A buddy and I played in a local worst/best doubles tournament this last weekend (first round was wost shot the second was best shot) and while we finished dead last in our division, I learned some lessons. Some of them will look really familiar.
Before I get into it, I'll say that my partner and my skill levels are quite a bit different. I'm, at best, an OK intermediate player and he's brand new to the game. Also, it was a fairly short, 21 hole course, which may impact a few of these lessons.
1. I need to work on my putting - not really anything new, it was just reenforced.
2. Driving with putters is good - I saw a lot of Surges and Wraiths being thrown on ~220' holes (there were several holes in that range) and no one was able to control where their disc landed, no matter how well they aimed.
3. Being able to drive well with a midrange or a fairway driver is better than being able to throw a distance driver far - this relates to number 2, but on longer shots, throwing a nice, easy, 300' shot with a beat Gazelle or Teebird netted much better results than throwing a high speed driver. The second group we played with (best shot round) was similar to our group. One guy who had been playing a while and one who just started. The better guy threw Wraiths and Surges farther than the newbie thew his fairway drivers, but they used the newbies shots more because he was in the fairway. There was only one shot on the course where throwing 350' instead of 300' helped at all. We were only able to take advantage of it once and even then, it just made the approach easier.

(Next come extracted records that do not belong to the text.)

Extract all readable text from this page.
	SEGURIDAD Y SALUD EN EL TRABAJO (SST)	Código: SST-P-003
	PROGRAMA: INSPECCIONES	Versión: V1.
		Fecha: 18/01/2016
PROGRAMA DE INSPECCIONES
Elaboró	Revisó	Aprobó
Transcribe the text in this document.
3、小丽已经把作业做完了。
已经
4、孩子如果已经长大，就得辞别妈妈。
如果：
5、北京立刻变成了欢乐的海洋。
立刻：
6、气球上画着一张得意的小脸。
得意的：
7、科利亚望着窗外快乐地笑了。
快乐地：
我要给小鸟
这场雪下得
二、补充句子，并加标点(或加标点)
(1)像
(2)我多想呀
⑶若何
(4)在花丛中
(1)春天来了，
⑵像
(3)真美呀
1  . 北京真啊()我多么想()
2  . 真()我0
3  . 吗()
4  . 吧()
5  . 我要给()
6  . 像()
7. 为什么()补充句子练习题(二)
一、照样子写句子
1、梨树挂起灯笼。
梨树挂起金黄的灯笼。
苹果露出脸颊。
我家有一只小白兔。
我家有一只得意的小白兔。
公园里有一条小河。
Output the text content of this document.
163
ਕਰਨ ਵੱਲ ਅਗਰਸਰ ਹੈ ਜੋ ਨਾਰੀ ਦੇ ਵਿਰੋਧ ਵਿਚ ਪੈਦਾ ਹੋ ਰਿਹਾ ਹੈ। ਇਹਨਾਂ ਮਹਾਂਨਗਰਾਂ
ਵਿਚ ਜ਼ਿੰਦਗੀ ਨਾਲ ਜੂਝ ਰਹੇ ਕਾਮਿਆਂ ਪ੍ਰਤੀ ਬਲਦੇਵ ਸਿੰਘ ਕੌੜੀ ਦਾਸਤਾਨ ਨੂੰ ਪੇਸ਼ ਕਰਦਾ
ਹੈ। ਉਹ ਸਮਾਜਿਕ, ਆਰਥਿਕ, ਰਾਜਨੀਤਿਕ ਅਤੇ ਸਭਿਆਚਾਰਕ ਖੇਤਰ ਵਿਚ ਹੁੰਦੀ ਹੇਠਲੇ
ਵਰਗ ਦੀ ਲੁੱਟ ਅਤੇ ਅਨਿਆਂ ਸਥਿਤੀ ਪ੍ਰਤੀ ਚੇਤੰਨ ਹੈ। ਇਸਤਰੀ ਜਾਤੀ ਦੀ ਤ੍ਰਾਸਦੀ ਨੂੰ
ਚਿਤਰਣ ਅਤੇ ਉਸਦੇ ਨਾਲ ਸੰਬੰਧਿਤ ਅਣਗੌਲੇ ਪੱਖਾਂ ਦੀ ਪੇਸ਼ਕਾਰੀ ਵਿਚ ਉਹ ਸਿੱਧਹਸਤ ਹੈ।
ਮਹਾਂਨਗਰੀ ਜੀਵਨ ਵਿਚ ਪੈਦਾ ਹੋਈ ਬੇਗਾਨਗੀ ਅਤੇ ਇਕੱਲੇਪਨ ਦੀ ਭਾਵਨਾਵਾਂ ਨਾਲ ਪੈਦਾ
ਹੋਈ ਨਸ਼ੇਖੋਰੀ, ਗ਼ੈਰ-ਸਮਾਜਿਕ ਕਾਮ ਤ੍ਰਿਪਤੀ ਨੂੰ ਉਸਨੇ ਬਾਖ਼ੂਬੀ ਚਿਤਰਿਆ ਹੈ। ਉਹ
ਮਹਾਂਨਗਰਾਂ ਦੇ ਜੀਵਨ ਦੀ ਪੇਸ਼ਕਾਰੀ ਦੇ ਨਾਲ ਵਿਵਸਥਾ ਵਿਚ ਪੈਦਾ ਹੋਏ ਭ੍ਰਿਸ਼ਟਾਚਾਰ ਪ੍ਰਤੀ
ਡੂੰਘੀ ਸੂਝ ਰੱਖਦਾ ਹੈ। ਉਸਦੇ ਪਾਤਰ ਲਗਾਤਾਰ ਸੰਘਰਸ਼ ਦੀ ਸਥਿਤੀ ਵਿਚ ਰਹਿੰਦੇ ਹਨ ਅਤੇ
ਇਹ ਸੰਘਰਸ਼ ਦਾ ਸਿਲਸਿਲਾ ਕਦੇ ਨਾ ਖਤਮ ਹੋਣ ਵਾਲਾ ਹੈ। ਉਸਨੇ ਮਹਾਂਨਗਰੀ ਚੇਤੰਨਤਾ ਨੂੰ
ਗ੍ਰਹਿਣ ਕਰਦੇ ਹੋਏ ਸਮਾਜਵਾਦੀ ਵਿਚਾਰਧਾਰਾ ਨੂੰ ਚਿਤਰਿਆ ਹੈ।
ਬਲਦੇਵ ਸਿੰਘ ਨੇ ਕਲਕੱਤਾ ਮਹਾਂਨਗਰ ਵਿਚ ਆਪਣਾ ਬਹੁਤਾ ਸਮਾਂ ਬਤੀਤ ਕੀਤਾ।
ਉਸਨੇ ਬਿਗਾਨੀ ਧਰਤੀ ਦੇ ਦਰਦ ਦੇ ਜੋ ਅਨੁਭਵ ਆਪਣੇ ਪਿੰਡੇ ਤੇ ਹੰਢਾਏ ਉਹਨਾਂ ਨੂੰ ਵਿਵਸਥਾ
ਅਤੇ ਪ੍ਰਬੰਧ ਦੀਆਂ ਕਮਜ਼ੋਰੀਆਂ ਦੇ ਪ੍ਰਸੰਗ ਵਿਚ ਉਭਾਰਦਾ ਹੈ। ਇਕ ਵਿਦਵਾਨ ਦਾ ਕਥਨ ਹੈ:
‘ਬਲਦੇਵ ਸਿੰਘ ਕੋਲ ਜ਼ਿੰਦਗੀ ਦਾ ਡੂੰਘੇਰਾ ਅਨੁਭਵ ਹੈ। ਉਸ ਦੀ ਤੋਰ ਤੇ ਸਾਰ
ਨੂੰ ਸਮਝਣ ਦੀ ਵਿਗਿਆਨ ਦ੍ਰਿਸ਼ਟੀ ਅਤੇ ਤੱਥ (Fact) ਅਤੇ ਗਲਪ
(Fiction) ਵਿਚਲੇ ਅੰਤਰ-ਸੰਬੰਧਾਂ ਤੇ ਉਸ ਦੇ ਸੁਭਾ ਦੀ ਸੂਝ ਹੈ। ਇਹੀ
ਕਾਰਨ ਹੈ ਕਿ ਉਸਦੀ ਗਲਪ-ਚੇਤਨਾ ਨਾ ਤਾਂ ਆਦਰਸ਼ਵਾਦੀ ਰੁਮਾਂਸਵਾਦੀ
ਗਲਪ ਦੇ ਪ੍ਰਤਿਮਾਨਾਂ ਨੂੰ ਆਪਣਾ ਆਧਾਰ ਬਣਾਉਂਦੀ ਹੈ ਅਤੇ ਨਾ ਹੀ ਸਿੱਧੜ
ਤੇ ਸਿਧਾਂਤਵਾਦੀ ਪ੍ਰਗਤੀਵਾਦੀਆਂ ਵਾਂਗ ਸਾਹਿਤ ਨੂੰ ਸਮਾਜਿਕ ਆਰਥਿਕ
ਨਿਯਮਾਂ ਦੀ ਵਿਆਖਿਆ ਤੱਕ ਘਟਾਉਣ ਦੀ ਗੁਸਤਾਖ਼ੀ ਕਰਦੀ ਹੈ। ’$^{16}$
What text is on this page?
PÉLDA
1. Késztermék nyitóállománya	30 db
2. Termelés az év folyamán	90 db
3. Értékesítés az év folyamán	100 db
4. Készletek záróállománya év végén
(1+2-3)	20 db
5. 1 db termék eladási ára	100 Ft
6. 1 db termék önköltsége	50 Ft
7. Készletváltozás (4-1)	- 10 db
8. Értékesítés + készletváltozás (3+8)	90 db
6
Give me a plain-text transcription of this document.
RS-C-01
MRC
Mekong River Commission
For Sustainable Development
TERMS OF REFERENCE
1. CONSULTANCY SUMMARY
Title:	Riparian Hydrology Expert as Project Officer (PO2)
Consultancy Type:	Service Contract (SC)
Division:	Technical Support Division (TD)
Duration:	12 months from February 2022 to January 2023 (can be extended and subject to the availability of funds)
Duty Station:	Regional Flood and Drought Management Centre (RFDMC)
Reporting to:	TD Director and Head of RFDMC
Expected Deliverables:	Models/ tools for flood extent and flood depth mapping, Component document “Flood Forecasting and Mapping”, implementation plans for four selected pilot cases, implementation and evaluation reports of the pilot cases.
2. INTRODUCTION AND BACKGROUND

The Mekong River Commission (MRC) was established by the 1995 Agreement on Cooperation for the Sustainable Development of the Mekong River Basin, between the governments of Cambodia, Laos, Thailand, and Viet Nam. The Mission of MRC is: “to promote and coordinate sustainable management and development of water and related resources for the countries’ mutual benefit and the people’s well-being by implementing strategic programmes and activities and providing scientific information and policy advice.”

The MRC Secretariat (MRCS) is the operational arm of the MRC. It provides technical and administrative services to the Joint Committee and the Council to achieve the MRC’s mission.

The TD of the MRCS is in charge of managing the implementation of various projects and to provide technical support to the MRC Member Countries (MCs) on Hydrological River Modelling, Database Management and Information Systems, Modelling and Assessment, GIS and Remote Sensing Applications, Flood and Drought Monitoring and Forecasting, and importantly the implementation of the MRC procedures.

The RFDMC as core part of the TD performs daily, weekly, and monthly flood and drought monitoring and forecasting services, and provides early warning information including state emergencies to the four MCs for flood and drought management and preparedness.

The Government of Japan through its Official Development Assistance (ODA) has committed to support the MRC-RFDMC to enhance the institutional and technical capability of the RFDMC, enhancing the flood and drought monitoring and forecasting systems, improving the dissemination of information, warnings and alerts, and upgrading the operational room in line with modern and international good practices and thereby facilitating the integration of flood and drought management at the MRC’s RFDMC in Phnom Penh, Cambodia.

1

4. Beat up base plastic is good - I don't know how many intended anhyzer and straight shots I saw turn into 'S' shots and hyzers. They were almost always with high end plastic, and high speed drivers. Yes, I hit trees with my soft DX Gazelles, no the flight path did not change during the tournament. I was able to throw a turnover shot that landed flat, though. If I accidently threw it too high it just went farther, it didn't fade out into the schule. If I threw with too much hyzer or not enough anhyzer, it didn't go as far right as I wanted, it didn't go left instead.
5. Apparently I have a decent turnover shot - who knew?
6. Fewer molds in the bag make for easy disc selection - The molds I threw in the tournament include: Wizard, Element-X, Gazelle, Teebird (only twice), Spirit, Inferno (only three times--once successfully). Had the Inferno not been in my bag, I would have throw the Teebird instead and probably scored the same. I thouht my disc selection for the tournament was awesome and that's not something I could have said for the tournament I was in two years ago where I carried half as many discs, but 1.5 times as many molds.
7. See #1 - I bet we could have shaved at least 10 strokes per round if I could putt well. The pros that played scored much better than we did, but I didn't see a single drive that I couldn't pull off most of the time (we were stuck behind them in the second round). Granted it wasn't a course that was condusive to showing off cool drives and they weren't exactly 1000 rated pros, but they messed up their drives just as much as we did and spent just as much time in the schule. They also hit their putts and scored in the double digits per round better than us.
I realize that most of those were things that are discussed on here frequently, but it's nice to actually see them applied to a real couple of rounds.